En outre, la SCI SM Immo, propriétaire des lieux depuis le 23 décembre 2021, a clairement manifesté son intention de voir les appelants quitter les lieux par courrier en date du 8 février 2022, soit avant l'échéance de la dernière convention, puis par la délivrance d'une sommation de déguerpir signifiée le 2 avril 2022.

Ainsi c'est par motifs pertinents auxquels la cour renvoit et qu'elle adopte que le juge de la mise en état a considéré l'action en requalification de la convention conclue le 3 octobre 2020 prescrite dès lors qu'au 5 décembre 2022, date de l'introduction de l'instance au fond, la prescription était acquise.

L'ordonnance du juge de la mise en état sera donc confirmée de ce chef.

Sur les demandes de la SCI SM Immo

Il ressort des dispositions de l'article 564 du code de procédure civile que les parties ne peuvent pas soumettre à la cour de nouvelles prétentions, ce à peine d'irrecevabilité.

Cependant, ne sont pas nouvelles les prétentions qui sont « l'accessoire, la conséquence ou le complément nécessaires » (art. 566) des prétentions formées en première instance.

Aux termes de l'article 567 du code de procédure civile, les demandes reconventionnelles sont également recevables en appel.

Aux termes de l'article 568 du code de procédure civile, la cour d'appel, statuant sur une exception de procédure qui a mis fin à l'instance, peut évoquer les points non jugés si elle estime de bonne justice de donner à l'affaire une solution définitive. »

Le pouvoir d'évocation de la cour ne concerne que les points non jugés dans le cadre de la première instance à laquelle il a été mis fin.

Au cas d'espèce, la procédure devant le premier juge a été initiée par la société AES Dépannage et M. [E], lesquels sollicitaient de voir requalifier leur convention d'occupation en bail commercial et la SCI Immo ne démontre pas qu'elle ait, devant le premier juge, conclu au fond et sollicité à titre reconventionnel l'expulsion des occupants et leur condamnation au paiement d'une indemnité d'occupation, de sorte qu'il ne peut être considéré que ces points soient restés non jugés en première instance, par plus qu'il ne peut être considéré qu'il soient l'accessoire, la conséquence ou le complément nécessaires des prétentions formées en première instance. Surabondamment, la SCI Immo fournit aucun élément permettant de justifier du montant de l'indemnité d'occupation demandée.
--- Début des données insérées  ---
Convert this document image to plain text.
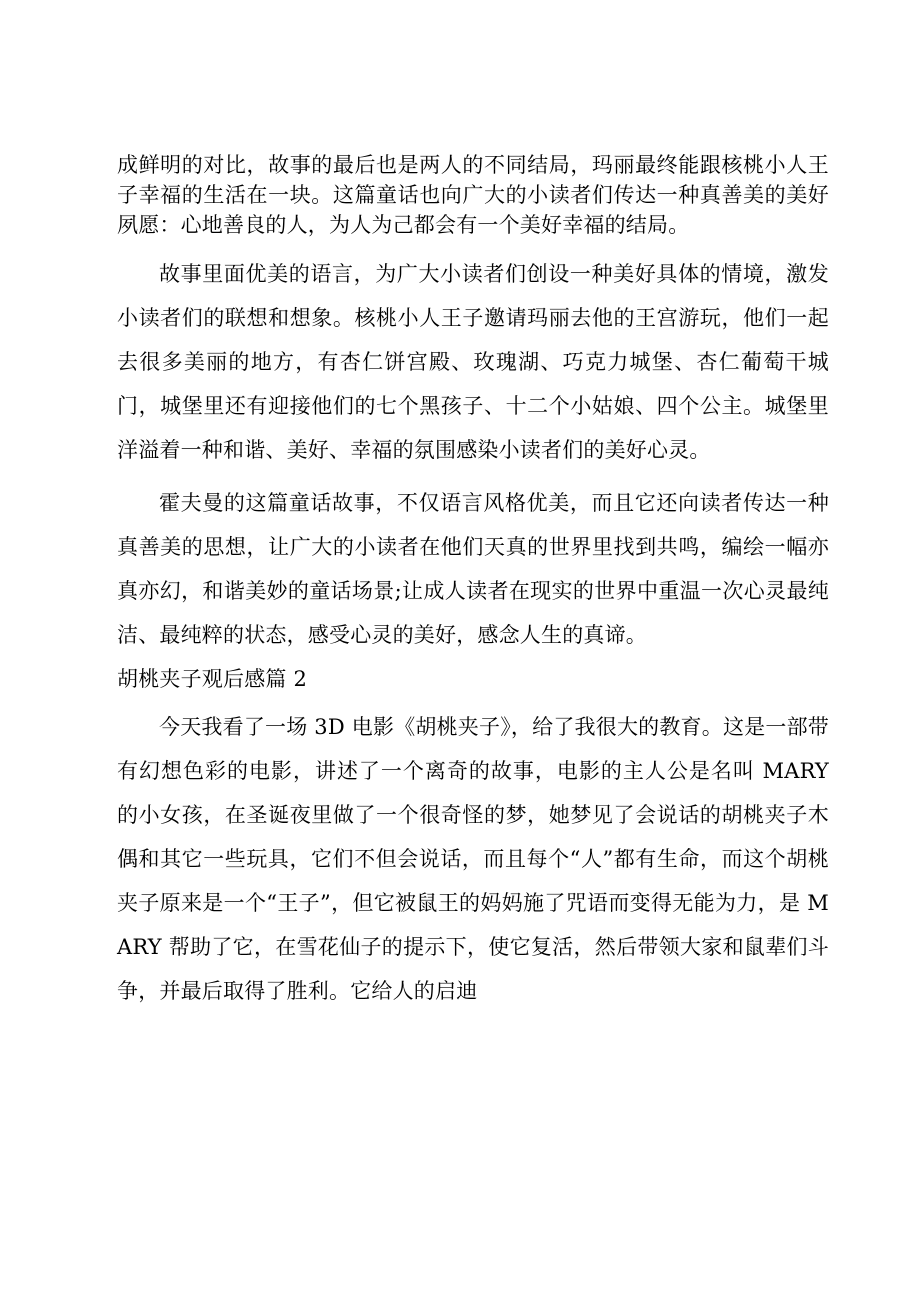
成鲜明的对比，故事的最后也是两人的不同结局，玛丽最终能跟核桃小人王子幸福的生活在一块。这篇童话也向广大的小读者们传达一种真善美的美好夙愿：心地善良的人，为人为己都会有一个美好幸福的结局。

故事里面优美的语言，为广大小读者们创设一种美好具体的情境，激发小读者们的联想和想象。核桃小人王子邀请玛丽去他的王宫游玩，他们一起去很多美丽的地方，有杏仁饼宫殿、玫瑰湖、巧克力城堡、杏仁葡萄干城门，城堡里还有迎接他们的七个黑孩子、十二个小姑娘、四个公主。城堡里洋溢着一种和谐、美好、幸福的氛围感染小读者们的美好心灵。

霍夫曼的这篇童话故事，不仅语言风格优美，而且它还向读者传达一种真善美的思想，让广大的小读者在他们天真的世界里找到共鸣，编绘一幅亦真亦幻，和谐美妙的童话场景;让成人读者在现实的世界中重温一次心灵最纯洁、最纯粹的状态，感受心灵的美好，感念人生的真谛。

胡桃夹子观后感篇 2

今天我看了一场 3D 电影《胡桃夹子》，给了我很大的教育。这是一部带有幻想色彩的电影，讲述了一个离奇的故事，电影的主人公是名叫 MARY 的小女孩，在圣诞夜里做了一个很奇怪的梦，她梦见了会说话的胡桃夹子木偶和其它一些玩具，它们不但会说话，而且每个“人”都有生命，而这个胡桃夹子原来是一个“王子”，但它被鼠王的妈妈施了咒语而变得无能为力，是 MARY 帮助了它，在雪花仙子的提示下，使它复活，然后带领大家和鼠辈们斗争，并最后取得了胜利。它给人的启迪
Il s'en déduit qu'il n'y a pas lieu à évocation et que les demandes nouvelles formées sont irrecevables.

Sur les demandes accessoires

L'ordonnance du juge de la mise en état sera confirmée en ses dispositions relatives aux frais irrépétibles et aux dépens.

En revanche, chaque partie succombant en ses prétentions en cause d'appel, les demandes au titre de l'article 700 du code de procédure civile seront rejetées et chacune conservera la charge de ses dépens d'appel.

PAR CES MOTIFS

LA COUR, statuant publiquement, par mise à disposition au greffe, par arrêt contradictoire rendu en dernier ressort ;

Confirme l'ordonnance rendue par le juge de la mise en état du tribunal judiciaire de Bobigny le 18 octobre 2023, sous le numéro de RG 23/40 en toutes ses dispositions ;

Y ajoutant,

Dit n'y avoir lieu à évocation ;

Déclare irrecevables en cause d'appel les demandes formées par la SCI SM Immo d'expulsion de M. [K] [E] de la SARL AES Dépannage et de condamnation de ces derniers à lui payer la somme de 9.800 euros à titre d'indemnités d'occupation ;

Déboute la SCI SM Immo de sa demande au titre de l'article 700 du code de procédure civile ;

Laisse à chacune des parties la charge des dépens qu'elle a exposés.